On a cold morning in November 2016, the Supreme Court declared various petitions seeking the disqualification of then prime minister Nawaz Sharif on corruption charges to be admissible. Over the next seven months, the court conducted marathon hearings, culminating in the PM’s disqualification. The public, the court held, had the right to be governed by representatives whose “financial dealings, earnings and expenditures are open to public scrutiny” to cleanse our institutions from the “evils of corruption, money laundering, loot and plunder of national resources by a few”.
Contemporaneous with its crusade against corruption, the court dismissed a petition soliciting information regarding the number of references pending before the Supreme Judicial Council and seeking directions to expedite the disposal of such references. For the uninitiated, the Constitution secures judicial independence by ensuring security of tenure. Judges of the superior courts can, thus, only be removed if the SJC, a body comprising the five senior-most judges in the country, finds them guilty of misconduct.
Given frequent attempts to emasculate the judiciary throughout our history, the judiciary has inevitably remained sceptical of any parliamentary oversight of judicial conduct. Unsurprisingly, such recalcitrance has often engendered critiques of judges’ unaccountability. In 2023, for instance, members of parliament’s Public Accounts Committee were particularly irked after the Supreme Court registrar failed to attend the committee’s meeting despite repeated notices.
While a robust mechanism of self-accountability may have served as the strongest guardrail against attempts to chip away the judiciary’s independence, the SJC, between 1971 and 2018, only removed a single judge for misconduct despite bar rooms across the country reverberating with murmurs about the integrity of certain judges.

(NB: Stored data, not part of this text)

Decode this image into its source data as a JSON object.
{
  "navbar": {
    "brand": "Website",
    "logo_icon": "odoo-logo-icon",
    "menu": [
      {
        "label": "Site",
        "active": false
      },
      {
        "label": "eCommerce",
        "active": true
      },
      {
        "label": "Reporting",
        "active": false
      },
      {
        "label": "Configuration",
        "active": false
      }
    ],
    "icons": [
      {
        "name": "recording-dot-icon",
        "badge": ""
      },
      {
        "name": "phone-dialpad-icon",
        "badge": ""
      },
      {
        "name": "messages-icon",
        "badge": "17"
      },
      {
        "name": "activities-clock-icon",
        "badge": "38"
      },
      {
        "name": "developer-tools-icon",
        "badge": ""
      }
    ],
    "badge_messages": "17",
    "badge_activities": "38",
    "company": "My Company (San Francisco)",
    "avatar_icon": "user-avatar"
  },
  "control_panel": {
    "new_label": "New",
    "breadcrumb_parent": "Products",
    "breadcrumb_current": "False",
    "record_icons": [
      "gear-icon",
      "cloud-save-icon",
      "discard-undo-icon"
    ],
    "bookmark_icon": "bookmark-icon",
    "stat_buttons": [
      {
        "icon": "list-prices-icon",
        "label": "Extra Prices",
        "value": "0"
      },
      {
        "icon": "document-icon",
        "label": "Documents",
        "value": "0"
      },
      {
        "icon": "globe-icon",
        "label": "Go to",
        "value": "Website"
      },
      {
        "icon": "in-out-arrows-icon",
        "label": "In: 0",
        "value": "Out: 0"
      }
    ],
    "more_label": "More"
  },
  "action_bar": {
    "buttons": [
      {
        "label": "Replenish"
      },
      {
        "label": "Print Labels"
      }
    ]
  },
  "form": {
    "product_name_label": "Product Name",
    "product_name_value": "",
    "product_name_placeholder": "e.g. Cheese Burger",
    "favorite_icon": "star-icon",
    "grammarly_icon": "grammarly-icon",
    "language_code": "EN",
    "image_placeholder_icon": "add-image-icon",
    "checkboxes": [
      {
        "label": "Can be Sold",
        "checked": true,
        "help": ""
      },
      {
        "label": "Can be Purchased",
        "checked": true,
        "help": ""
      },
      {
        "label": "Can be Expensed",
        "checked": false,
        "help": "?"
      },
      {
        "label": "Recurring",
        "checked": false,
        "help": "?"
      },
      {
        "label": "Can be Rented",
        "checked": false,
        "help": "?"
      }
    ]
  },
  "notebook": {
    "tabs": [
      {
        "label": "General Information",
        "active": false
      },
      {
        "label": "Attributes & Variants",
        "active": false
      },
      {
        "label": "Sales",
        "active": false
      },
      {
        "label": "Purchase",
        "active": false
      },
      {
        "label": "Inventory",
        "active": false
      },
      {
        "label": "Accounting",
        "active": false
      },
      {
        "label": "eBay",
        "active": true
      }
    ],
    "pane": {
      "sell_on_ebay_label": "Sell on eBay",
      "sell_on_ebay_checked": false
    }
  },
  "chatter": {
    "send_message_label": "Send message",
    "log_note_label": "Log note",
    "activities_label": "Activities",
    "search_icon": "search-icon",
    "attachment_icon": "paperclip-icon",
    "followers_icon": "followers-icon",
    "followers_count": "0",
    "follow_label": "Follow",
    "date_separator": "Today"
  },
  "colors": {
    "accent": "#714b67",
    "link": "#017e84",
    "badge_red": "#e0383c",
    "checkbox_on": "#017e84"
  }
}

In 2018, the SJC found justice Shaukat Aziz Siddiqui of the Islamabad High Court guilty of misconduct after he publicly expressed concerns about the security establishment’s attempts to influence the adjudication of political cases. At the time of his removal, justice Siddiqui also faced charges of corruption. What propelled the SJC into action, however, were not allegations of corruption or the venom that justice Siddiqui routinely spewed against religious minorities. Interestingly, while finding him guilty of misconduct, the SJC refused to delve into the veracity of justice Siddiqui’s allegations, opting to penalise him for raising his grievances publicly.
Judicial independence entails more than righting past wrongs.
The SJC’s recent removal of former judge Mazahar Naqvi on charges of financial impropriety and the Supreme Court holding that justice Siddiqui’s removal in 2018 was untenable mark a new dawn in our jurisprudential history. Nonetheless, a recent letter addressed to the SJC by judges of the Islamabad High Court raising concerns similar to the ones raised by justice Siddiqui demonstrates that the road to judicial independence entails more than just righting past wrongs.
Consider, for instance, the Supreme Court’s landmark decision in Asma Jilani’s case in 1972 where it declared Yahya Khan’s martial law to be an unconstitutional usurpation of power. While the judgement suggested that the court had finally laid the ghosts of Tamizuddin and Dosso to rest, the judgement came shortly after Gen Yahya’s relinquishment. Nonetheless, the Supreme Court’s real test followed five years later as it became seized of petitions challenging the constitutionality of Gen Zia’s martial law. Departing from the principles it laid in Asma Jilani, the court once again capitulated, validating Zia’s oppressive dictatorship.
Writing for these pages, lawyer Faisal Siddiqi recently argued that great judgements ought to meet the twin goals of excellence and relevance. Will the Supreme Court’s recent judgements act as a bulwark against those endeavouring to influence judicial proceedings or will they be relegated to our jurisprudential peripheries like the Asma Jilani judgement?
As a judge of the Supreme Court, Chief Justice Isa and his family resolutely fought the state’s might. As the chief justice of Pakistan, will he be able to navigate through the institutional structures that continue to ostracise judges who remain committed to upholding the Constitution? More importantly, will Justice Isa be able to ameliorate the polarisation which has characterised the Supreme Court since its decision in the reference against him to evolve an appropriate institutional response? The answer to this question will not only determine the fate of judicial independence and democracy but will also determine Justice Isa’s own legacy.
Until then, the fate of our republic and the fate of the chief justice both hang in the balance.